Intel's Open-Source Compute Runtime Appears To Be Ready For DG2/Alchemist dGPUs

Written by Michael Larabel in Intel on 10 July 2022 at 06:19 AM EDT. 17 Comments
INTEL
Intel's open-source Compute Runtime for providing OpenCL and oneAPI Level Zero support on their graphics hardware appears to be in roughly good shape now for DG2/Alchemist based on external/independent monitoring of the effort.

With Linux 5.19 the compute ABI is exposed to user-space for DG2/Alchemist graphics cards by their i915 kernel driver. Now with the upcoming Linux 5.20 cycle, the DG2/Alchemist discrete graphics card support appears to be primed for end-user use now that the add-in card PCI IDs were added and other workarounds/fixes queued for DG2 with that upcoming kernel cycle.

Now in user-space are also indications of the DG2/Alchemist support settling down and likely indicating the point at which the compute support is indeed ready -- Linux 5.20 and the just-released Compute-Runtime update.


Released this Sunday morning was the Intel Compute Runtime 22.27.23681. Besides v22.27.23681 updating the OpenCL headers being used, it adds in a number of DG2 device IDs. The added DG2 device IDs for detection by the Intel Compute-Runtime correlate with the add-in cards / discrete graphics cards now ready to go for Linux 5.20 on the kernel side.


Intel's open-source compute stack for OpenCL and oneAPI Level Zero continues going back to broadwell for the graphics hardware support but no official word yet on the DG2 support level, but does appear to be getting squared away.


The "quality expectations" support matrix for the Compute-Runtime project still doesn't note DG2, but at least given the PCI IDs being added now would indicate some indications of stability.
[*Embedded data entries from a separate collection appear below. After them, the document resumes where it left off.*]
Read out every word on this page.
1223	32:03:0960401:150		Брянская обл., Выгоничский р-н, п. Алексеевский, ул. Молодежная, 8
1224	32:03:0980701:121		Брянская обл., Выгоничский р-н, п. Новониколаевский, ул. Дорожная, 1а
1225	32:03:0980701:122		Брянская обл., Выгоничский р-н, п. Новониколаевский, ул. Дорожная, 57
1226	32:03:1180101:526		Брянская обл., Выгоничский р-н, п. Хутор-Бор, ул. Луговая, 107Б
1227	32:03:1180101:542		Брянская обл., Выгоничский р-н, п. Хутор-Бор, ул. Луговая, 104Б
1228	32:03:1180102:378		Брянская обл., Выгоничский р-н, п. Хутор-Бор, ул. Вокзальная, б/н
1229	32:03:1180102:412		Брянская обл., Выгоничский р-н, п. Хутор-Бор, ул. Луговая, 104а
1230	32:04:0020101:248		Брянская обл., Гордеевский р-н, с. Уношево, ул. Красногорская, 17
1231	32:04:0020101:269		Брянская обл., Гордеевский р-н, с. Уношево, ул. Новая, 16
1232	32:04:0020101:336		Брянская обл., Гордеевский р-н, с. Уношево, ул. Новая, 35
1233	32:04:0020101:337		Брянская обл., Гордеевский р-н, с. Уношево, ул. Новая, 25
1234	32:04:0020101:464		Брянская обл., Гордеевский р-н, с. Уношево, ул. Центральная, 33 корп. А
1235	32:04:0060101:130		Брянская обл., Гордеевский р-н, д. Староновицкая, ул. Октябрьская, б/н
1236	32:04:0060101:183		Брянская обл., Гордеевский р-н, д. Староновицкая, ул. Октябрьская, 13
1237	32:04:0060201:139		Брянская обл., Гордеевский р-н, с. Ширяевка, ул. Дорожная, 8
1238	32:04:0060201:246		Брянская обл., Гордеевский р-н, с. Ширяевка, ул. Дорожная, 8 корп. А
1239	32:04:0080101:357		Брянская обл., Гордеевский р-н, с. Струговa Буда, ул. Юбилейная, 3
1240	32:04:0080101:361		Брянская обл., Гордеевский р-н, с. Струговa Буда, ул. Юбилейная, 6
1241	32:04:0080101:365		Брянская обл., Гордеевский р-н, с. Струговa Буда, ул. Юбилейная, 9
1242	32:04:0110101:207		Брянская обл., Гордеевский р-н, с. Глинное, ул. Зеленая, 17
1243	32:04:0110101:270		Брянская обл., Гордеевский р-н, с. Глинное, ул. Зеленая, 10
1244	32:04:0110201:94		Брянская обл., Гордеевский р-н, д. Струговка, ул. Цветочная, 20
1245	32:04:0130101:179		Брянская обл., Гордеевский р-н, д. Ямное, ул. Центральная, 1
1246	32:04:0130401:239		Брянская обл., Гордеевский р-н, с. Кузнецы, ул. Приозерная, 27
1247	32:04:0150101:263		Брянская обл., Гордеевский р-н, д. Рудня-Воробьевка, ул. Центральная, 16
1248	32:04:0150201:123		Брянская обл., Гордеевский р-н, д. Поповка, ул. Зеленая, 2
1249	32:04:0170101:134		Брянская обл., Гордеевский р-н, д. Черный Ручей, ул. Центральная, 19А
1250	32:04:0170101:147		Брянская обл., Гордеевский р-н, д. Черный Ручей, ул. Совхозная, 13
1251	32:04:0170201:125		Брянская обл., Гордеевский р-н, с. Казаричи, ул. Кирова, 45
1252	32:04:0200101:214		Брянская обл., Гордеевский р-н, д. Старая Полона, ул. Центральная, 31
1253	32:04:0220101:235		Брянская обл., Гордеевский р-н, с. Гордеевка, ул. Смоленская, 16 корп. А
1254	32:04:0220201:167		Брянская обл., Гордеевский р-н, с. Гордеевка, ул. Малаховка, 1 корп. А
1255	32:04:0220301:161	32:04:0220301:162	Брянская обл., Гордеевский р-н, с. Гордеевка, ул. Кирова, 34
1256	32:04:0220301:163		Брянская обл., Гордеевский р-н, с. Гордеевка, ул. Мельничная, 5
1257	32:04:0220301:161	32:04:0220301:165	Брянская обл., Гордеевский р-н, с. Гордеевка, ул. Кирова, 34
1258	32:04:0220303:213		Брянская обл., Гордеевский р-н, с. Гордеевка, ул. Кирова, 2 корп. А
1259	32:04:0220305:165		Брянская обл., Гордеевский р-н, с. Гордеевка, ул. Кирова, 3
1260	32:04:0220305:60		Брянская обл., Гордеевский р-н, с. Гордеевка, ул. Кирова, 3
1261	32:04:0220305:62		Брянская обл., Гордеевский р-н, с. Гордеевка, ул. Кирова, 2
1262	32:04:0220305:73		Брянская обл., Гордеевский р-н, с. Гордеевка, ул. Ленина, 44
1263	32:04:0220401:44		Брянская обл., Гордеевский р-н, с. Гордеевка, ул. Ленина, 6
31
The DG2 IDs added in this compute stack update are 0x4F85, 0x4F86, 0x5696, 0x5697, 0x56A3, 0x56A4, 0x56B0, 0x56B1, 0x56B2, and 0x56B3.

The updated Intel Compute Runtime for Linux systems can be downloaded from GitHub. Once the Intel Arc Graphics discrete graphics cards formally launch later this year, I'll of course be around with plenty of Linux tests.